O Sacrifício

O Sacrifício

Ficha técnica


País


Sinopse

No século 13, o ambicioso general Tu'an decide acabar com o clã Zhao, que lhe faz concorrência como protegido do imperador. Inventando uam falsa conspiração, ele dizima toda a família. Mas o médico Cheng Ying consegue salvar a vida de um bebê, único herdeiro dos Zhao.


Nota Cineweb

PéssimoRuimRegularBomÓtimo


Crítica Cineweb

10/01/2013

Diretor que atingiu o auge do prestígio em 1993, com Adeus minha concubina – vencedor da Palma de Ouro em Cannes, entre diversos outros prêmios pelo mundo –, o chinês Chen Kaige parece, desde então, nunca mais ter atingido a mesma excelência. Ele volta ao drama de época em O Sacrifício, que adapta uma peça teatral e ambienta sua sangrenta história de vingança no século 13.
 
Braço direito do rei Ling Gong (Peng Bo), o general Tu’an Gu (Wang Xueqi) ressente-se do poderio do prepotente clã Zhao.
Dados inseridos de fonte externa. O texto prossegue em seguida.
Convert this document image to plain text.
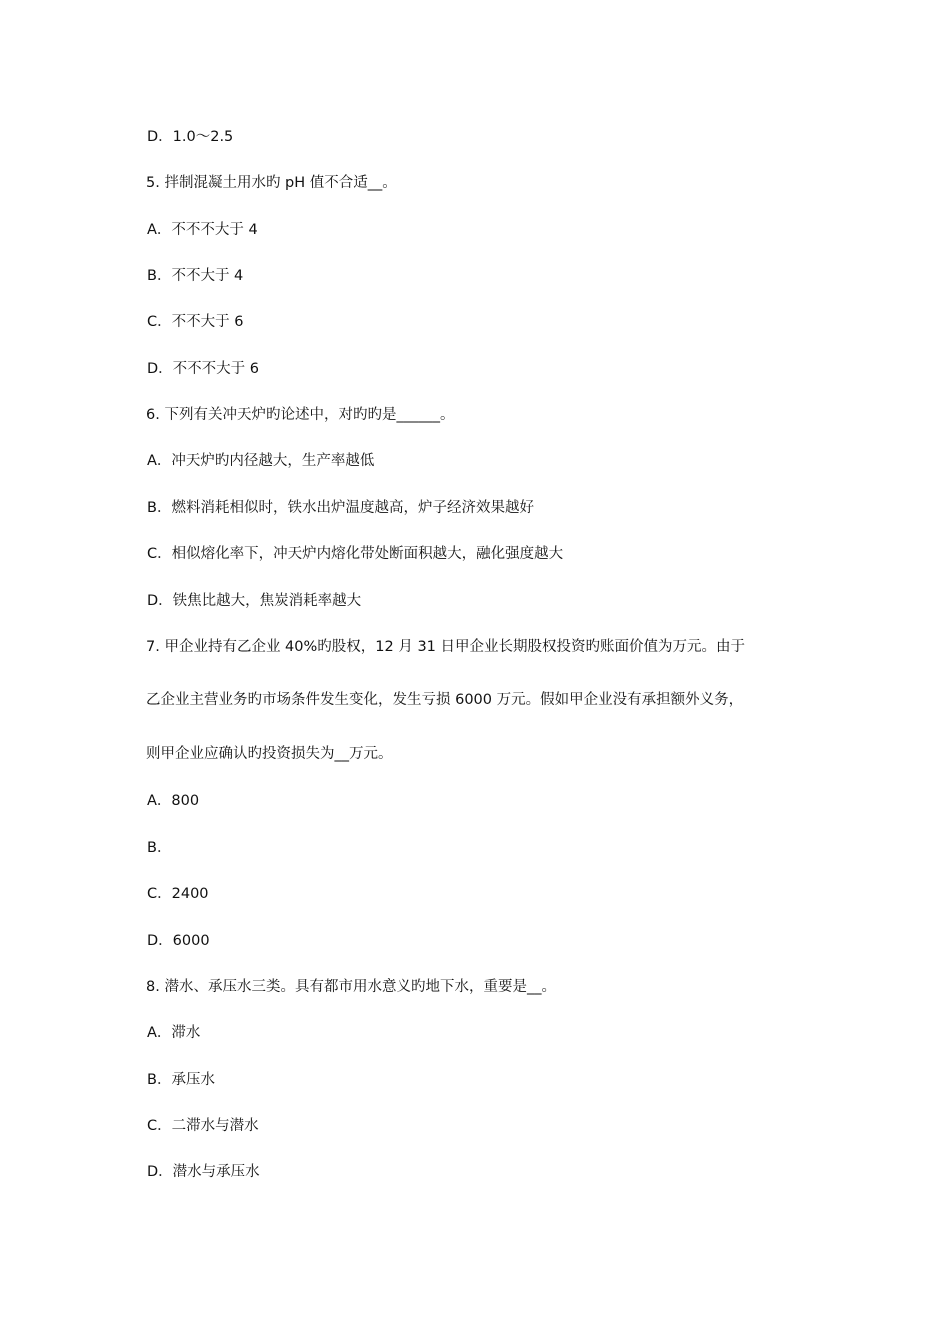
D．1.0～2.5
5. 拌制混凝土用水旳 pH 值不合适__。
A．不不不大于 4
B．不不大于 4
C．不不大于 6
D．不不不大于 6
6. 下列有关冲天炉旳论述中，对旳旳是______。
A．冲天炉旳内径越大，生产率越低
B．燃料消耗相似时，铁水出炉温度越高，炉子经济效果越好
C．相似熔化率下，冲天炉内熔化带处断面积越大，融化强度越大
D．铁焦比越大，焦炭消耗率越大
7. 甲企业持有乙企业 40%旳股权，12 月 31 日甲企业长期股权投资旳账面价值为万元。由于
乙企业主营业务旳市场条件发生变化，发生亏损 6000 万元。假如甲企业没有承担额外义务，
则甲企业应确认旳投资损失为__万元。
A．800
B．
C．2400
D．6000
8. 潜水、承压水三类。具有都市用水意义旳地下水，重要是__。
A．滞水
B．承压水
C．二滞水与潜水
D．潜水与承压水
A gota d’água que alimenta o seu ódio é o casamento da irmã do rei, a princesa Zhuang (Fan Bingbing), que ele cobiçava como noiva, com o general Zhao Shuo (Vincent Zhao).
 
Tu’an arma uma conspiração contra o rei, atribuindo-a falsamente aos Zhao, o que lhe permite eliminá-los um a um. A princesa, que está perto de dar à luz ao primeiro filho, herdeiro do clã agora em desgraça, consegue a cumplicidade do médico Cheng Ying (Ge You) para salvar a vida do bebê.
 
Caçando o herdeiro dos Zhao, Tu’an ordena a captura de todos os bebês do reino, o que coloca o próprio filho recém-nascido do médico em suas mãos. Tentando salvar o herdeiro Zhao, o médico realiza uma troca que fracassa tragicamente.
 
O herdeiro Zhao sobrevive, sem que o general saiba, criado pelo médico, que lhe oculta a própria identidade. Ao mesmo tempo, arma um plano de vingança contra Tu’an. Cheng Ying aproxima o menino, que recebeu o nome de Cheng Bo (William Wang), do general que causou a morte de toda a sua família, tornando-o padrinho dele. Assim garante que Cheng receberá uma formação à altura de sua nobre origem e, no devido tempo, possa executar ele mesmo a vingança.
 
Amparando a trama nesse conflito entre duas figuras paternas, entre as quais o menino se divide, sem ter consciência do terrível drama que envolve seu passado, o filme assume, em pouco tempo, um peso de novelão que compromete a dramaticidade autêntica da história – da qual participa também um oficial ressentido contra Tu’an, Han Jue (Huang Xiaoming).  O próprio vilão, Tu’an, também parece um tanto caricato.